Can J Physiol Pharmacol. 2000 Oct;78(10):823-8.
Impaired immune function in dietary zinc (Zn) deficiency is characterized in part by reduced lymphocyte numbers (lymphopenia) and depressed cell-mediated (T lymphocyte) immune function, however, the causative mechanisms at the molecular level have not been elucidated. This paper will focus on the role of dietary Zn in T lymphocyte signal transduction, and specifically, the early Zn-dependent steps for phosphorylation and the putative Zn-finger proteins or Zn-metalloenzymes that may be part of the molecular mechanism for explaining immune dysfunction in Zn deficiency. One of the major recent findings is that murine splenic T lymphocyte p56lck expression is elevated in dietary Zn deficiency and caloric deficiency. Based on the known functions of p56lck, it is proposed that elevated p56lck may contribute to altered thymocyte maturation, apoptosis, and lymphopenia in dietary Zn deficiency and other malnutrition syndromes.

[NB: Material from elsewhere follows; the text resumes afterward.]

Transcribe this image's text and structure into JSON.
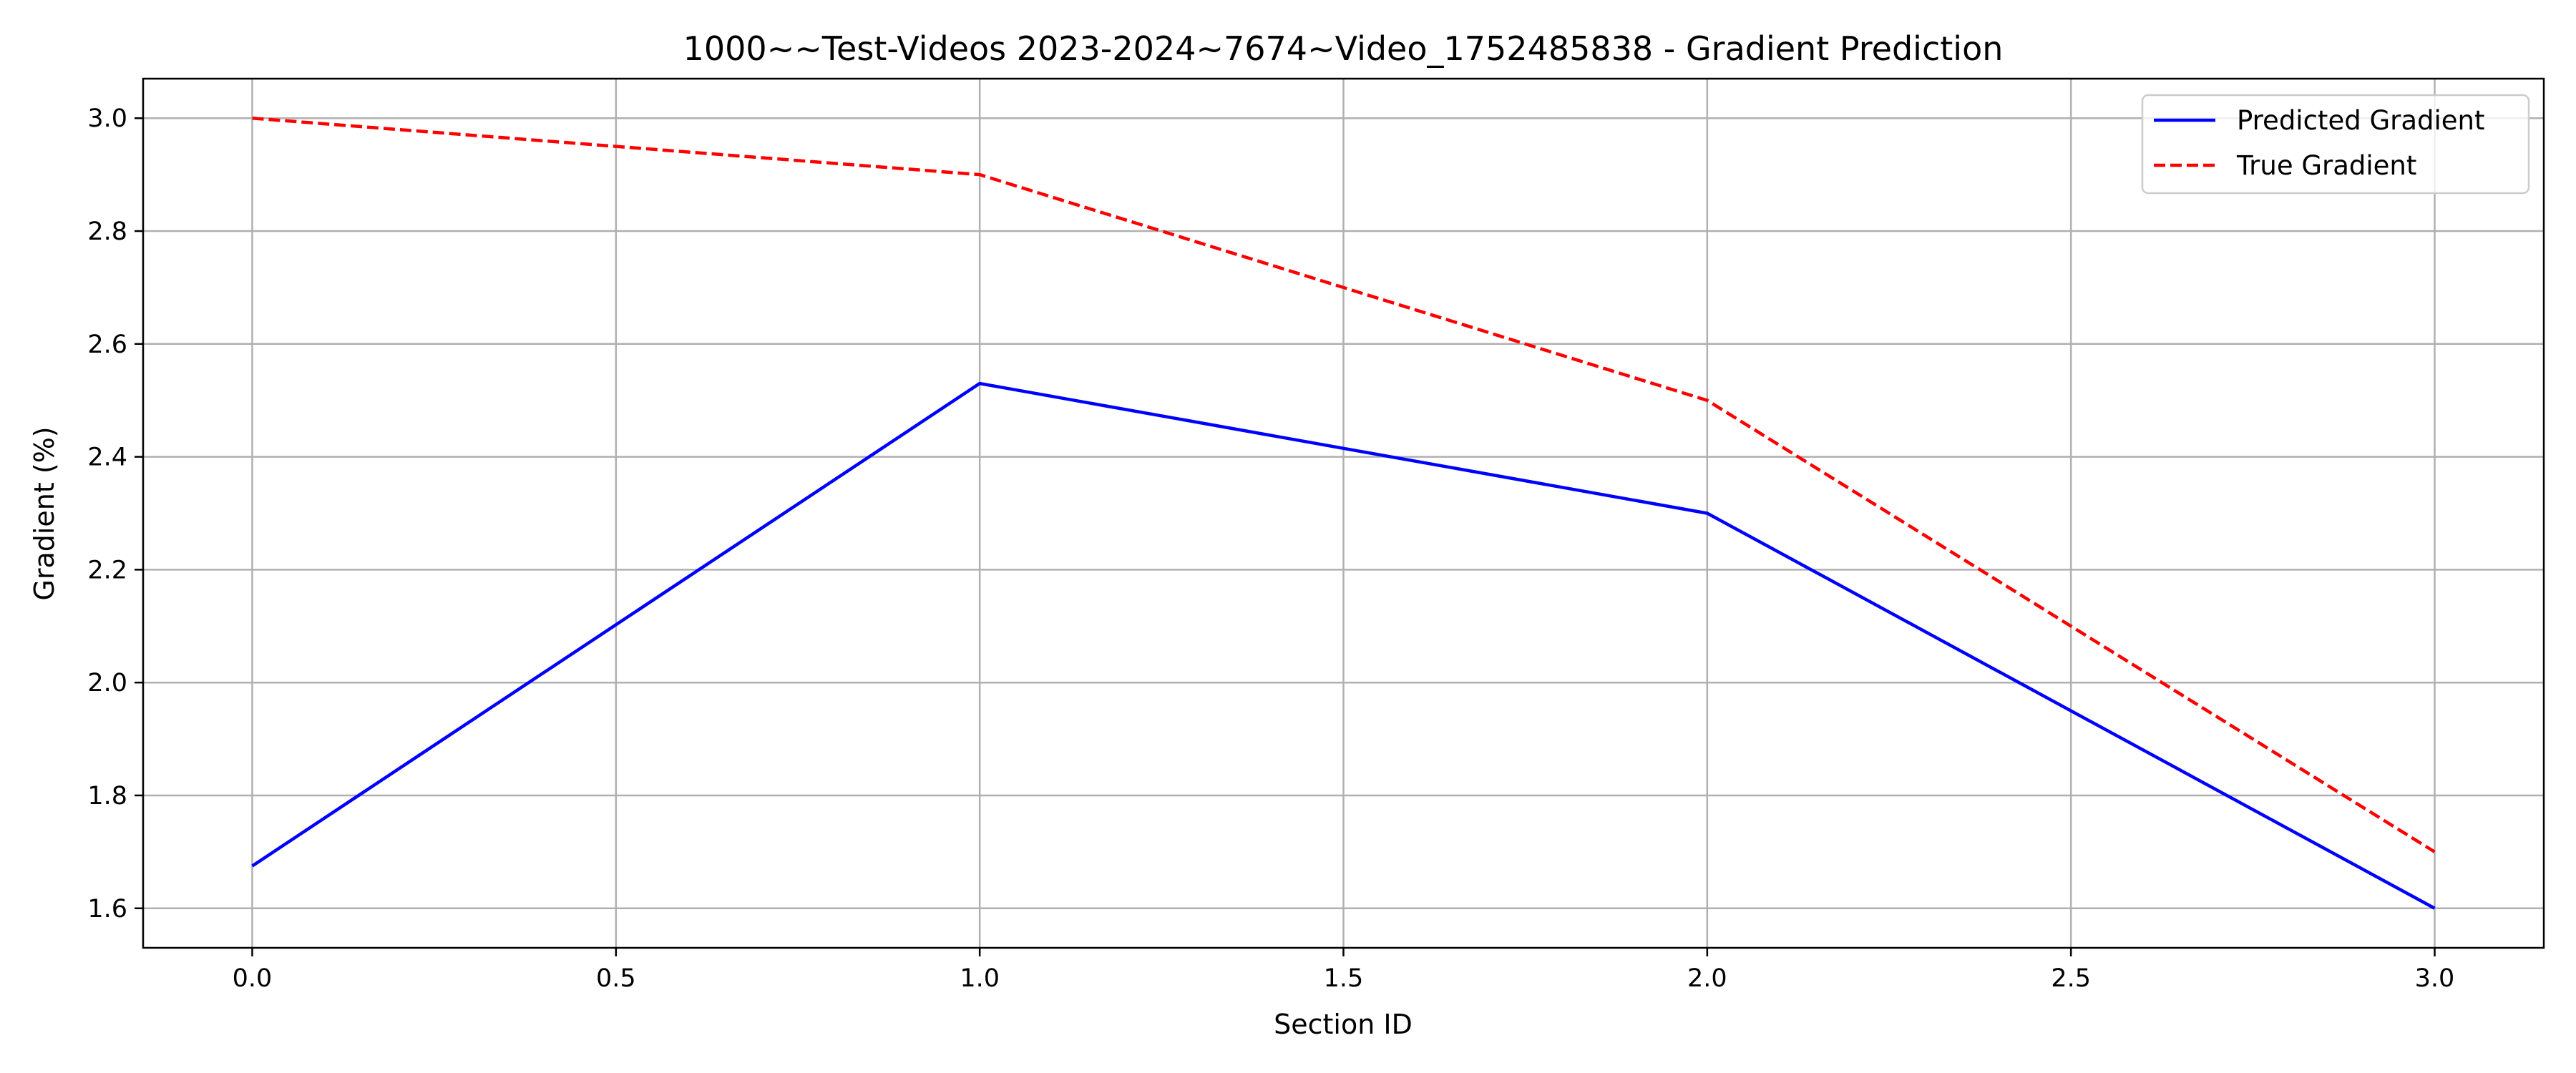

饮食中锌(Zn)缺乏导致的免疫功能受损部分表现为淋巴细胞数量减少(淋巴细胞减少)和细胞介导的(T淋巴细胞)免疫功能低下,然而,分子水平上的致病机制尚未阐明。本文将重点关注饮食中锌在T淋巴细胞信号转导中的作用,特别是早期锌依赖性磷酸化步骤以及可能是解释锌缺乏时免疫功能障碍分子机制一部分的假定锌指蛋白或锌金属酶。最近的一项主要发现是,在饮食锌缺乏和热量缺乏的情况下,小鼠脾脏T淋巴细胞p56lck表达升高。基于p56lck的已知功能,有人提出p56lck升高可能导致饮食锌缺乏和其他营养不良综合征中胸腺细胞成熟改变、细胞凋亡和淋巴细胞减少。